Deploy generative AI models
You first need to deploy a model to make API calls to receive completions to prompts. When you create a new deployment, you need to indicate which base model to deploy. You can deploy any number of deployments in one or multiple Azure OpenAI resources as long as their TPM adds up to less than 240K total in that region. There are several ways you can deploy your base model.
Deploy using Azure OpenAI Studio
In Azure OpenAI Studio's Deployments page, you can create a new deployment by selecting a model name from the menu. The available base models come from the list in the models page.
From the Deployments page in the Studio, you can also view information about all your deployments including deployment name, model name, model version, status, date created, and more.
Deploy using Azure CLI
You can also deploy a model using the console.
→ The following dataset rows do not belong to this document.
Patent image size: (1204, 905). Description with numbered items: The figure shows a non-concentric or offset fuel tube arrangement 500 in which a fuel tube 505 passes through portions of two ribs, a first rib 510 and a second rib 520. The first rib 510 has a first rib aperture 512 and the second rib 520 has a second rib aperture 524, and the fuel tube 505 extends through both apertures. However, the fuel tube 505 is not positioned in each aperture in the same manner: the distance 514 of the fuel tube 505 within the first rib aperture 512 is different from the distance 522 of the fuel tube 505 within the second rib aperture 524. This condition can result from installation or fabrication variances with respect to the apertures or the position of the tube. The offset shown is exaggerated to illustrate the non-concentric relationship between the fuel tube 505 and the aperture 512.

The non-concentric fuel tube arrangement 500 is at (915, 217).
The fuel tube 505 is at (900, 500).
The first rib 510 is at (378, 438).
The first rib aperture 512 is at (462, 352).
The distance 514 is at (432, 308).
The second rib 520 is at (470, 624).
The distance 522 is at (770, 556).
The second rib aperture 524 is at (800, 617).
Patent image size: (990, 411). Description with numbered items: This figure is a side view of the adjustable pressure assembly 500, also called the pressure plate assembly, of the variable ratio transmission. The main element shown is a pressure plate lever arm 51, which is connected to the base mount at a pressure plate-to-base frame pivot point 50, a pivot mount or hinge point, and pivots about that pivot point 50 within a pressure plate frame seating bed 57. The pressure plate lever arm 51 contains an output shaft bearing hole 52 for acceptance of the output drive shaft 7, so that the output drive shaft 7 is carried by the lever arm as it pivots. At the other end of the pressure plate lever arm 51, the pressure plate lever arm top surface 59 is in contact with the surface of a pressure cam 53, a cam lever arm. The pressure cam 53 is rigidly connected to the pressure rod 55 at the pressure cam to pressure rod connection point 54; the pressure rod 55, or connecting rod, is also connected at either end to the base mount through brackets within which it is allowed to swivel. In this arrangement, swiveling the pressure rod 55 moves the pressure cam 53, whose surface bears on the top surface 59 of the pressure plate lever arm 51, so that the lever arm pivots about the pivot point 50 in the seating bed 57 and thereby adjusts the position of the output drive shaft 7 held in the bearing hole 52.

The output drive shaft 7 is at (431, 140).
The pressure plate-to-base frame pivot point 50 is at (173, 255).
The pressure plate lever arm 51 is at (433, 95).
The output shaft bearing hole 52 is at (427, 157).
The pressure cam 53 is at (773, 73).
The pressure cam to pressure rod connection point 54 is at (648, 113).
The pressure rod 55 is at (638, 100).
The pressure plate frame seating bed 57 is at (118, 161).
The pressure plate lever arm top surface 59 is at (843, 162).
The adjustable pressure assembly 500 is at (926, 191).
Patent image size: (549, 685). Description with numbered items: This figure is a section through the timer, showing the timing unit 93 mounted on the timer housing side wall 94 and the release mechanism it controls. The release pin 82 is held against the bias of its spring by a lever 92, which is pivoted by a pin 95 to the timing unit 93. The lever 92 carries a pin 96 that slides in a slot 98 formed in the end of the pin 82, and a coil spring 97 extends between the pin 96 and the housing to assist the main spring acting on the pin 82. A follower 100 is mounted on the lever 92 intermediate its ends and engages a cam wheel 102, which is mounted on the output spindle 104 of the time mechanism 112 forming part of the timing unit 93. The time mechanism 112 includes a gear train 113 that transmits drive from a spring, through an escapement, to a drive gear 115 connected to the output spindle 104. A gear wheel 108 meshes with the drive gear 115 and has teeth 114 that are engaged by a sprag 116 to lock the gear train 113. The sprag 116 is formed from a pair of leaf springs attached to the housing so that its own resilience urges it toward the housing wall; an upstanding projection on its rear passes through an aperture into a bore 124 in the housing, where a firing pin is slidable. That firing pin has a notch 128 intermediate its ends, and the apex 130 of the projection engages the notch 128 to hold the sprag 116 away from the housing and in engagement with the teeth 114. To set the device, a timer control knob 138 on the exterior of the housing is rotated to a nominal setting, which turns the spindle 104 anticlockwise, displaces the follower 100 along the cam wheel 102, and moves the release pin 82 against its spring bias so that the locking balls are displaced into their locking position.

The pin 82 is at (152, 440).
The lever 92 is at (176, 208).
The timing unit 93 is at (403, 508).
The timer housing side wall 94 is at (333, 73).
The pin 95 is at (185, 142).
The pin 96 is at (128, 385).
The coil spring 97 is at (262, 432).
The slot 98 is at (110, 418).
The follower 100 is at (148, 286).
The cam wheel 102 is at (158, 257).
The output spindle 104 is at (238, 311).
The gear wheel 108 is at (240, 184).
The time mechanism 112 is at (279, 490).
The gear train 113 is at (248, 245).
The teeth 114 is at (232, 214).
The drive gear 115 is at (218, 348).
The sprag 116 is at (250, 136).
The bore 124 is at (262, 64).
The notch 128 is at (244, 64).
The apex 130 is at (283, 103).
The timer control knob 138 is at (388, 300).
Using this example, replace the following variables with your own resource values:
- OAIResourceGroup: replace with your resource group name
- MyOpenAIResource: replace with your resource name
- MyModel: replace with a unique name for your model
- gpt-35-turbo: replace with the base model you wish to deploy
az cognitiveservices account deployment create \
-g OAIResourceGroup \
-n MyOpenAIResource \
--deployment-name MyModel \
--model-name gpt-35-turbo \
--model-version "0301" \
--model-format OpenAI \
--sku-name "Standard" \
--sku-capacity 1
Deploy using the REST API
You can deploy a model using the REST API. In the request body, you specify the base model you wish to deploy. See an example in the Azure OpenAI documentation.